To this, Pathak said that no, the short-term inflow trends do not determine the
effectiveness of a multi asset strategy as these funds continue to offer
diversification across equity, debt, and gold, making them a suitable option
for investors seeking a balanced approach to wealth creation.
Inflow trend
In January 2026, multi asset
allocation funds received the highest ever inflow of Rs 10,485 crore and post
them the inflows in the category have been continuously declining on a monthly
basis. In February, the inflows declined by 19%, followed by a decline of 39%
in March and a decline of 2% in April.
The decline in inflows in multi asset allocation funds in May marked the fourth
consecutive month of declines.
Silver ETFs recorded an outflow of Rs 2,133 crore in May, against an outflow of
Rs 126 crore in April. Over the past four months, silver ETFs have seen total
outflows of Rs 3,770 crore, with May registering the highest outflow in the
period.
Gold and silver as precious metals have drawn attention as both are
traditionally seen as hedges during periods of uncertainty. Gold is often
preferred for capital protection, while silver benefits from both safe-haven
demand and its industrial use. Their inclusion in multi-asset funds has helped
investors balance growth with stability.
Allocation to have in multi asset allocation funds and Gold ETFs
In May, gold ETFs delivered an
average return of 4%, with Zerodha Gold ETF offering the highest return at
4.07% and The Wealth Company Gold ETF recording the lowest at around 3.92%.
Multi asset allocation funds in May delivered an average return of 0.74%. Quant
Multi Asset Allocation Fund delivered the highest return of 3.52% and Franklin
India Multi Asset Allocation Fund gave the lowest positive return of 0.04%.
HDFC Multi-Asset Allocation Fund lost the most of around 0.53% in May.

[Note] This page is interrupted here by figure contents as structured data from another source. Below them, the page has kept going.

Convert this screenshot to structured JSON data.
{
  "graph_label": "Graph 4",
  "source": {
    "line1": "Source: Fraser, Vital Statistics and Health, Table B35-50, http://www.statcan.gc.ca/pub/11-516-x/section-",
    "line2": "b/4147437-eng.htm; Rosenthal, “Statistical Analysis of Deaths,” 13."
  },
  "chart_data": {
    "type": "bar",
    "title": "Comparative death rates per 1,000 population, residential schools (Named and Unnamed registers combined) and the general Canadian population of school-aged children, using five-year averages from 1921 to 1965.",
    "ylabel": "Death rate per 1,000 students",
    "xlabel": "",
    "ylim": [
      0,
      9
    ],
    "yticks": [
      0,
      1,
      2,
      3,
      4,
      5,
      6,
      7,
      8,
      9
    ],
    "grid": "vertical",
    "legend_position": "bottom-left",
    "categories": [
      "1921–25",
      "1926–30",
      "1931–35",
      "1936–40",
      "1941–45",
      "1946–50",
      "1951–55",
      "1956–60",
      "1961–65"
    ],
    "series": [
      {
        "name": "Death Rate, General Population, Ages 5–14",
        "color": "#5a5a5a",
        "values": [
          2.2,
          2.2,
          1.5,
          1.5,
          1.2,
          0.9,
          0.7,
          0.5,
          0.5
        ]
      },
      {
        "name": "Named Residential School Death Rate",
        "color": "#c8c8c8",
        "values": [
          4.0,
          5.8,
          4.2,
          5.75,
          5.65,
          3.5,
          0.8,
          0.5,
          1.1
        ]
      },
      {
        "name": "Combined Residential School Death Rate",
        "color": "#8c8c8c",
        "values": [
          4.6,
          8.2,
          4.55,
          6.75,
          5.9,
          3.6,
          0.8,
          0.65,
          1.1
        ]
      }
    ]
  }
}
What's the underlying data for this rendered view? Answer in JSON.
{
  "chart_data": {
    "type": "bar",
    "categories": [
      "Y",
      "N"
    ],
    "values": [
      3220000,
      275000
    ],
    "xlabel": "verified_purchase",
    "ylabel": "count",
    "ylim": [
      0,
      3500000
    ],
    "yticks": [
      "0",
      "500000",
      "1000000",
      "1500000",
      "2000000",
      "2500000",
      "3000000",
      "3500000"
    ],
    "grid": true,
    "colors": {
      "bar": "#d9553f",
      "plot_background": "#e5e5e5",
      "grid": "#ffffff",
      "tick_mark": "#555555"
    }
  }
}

Commenting on the allocation
to have, Pathak said a 10-15% allocation to gold can help improve portfolio
diversification and manage risk and multi asset funds can form 20-30% of a
moderate-risk portfolio, particularly for investors looking for a disciplined
and diversified investment solution.
Minocha said that gold should be thought of more as a portfolio diversifier,
not so much a straightforward return driver and for most people, an allocation
of 5-10% is usually enough.
He further said that multi-asset allocation funds can serve as a practical core
holding for investors who want a professionally managed, broadly diversified
portfolio, especially if they don’t want to make those active asset allocation
decisions themselves and this should align with the investor’s financial
targets, risk tolerance, and their current portfolio, not a generic number.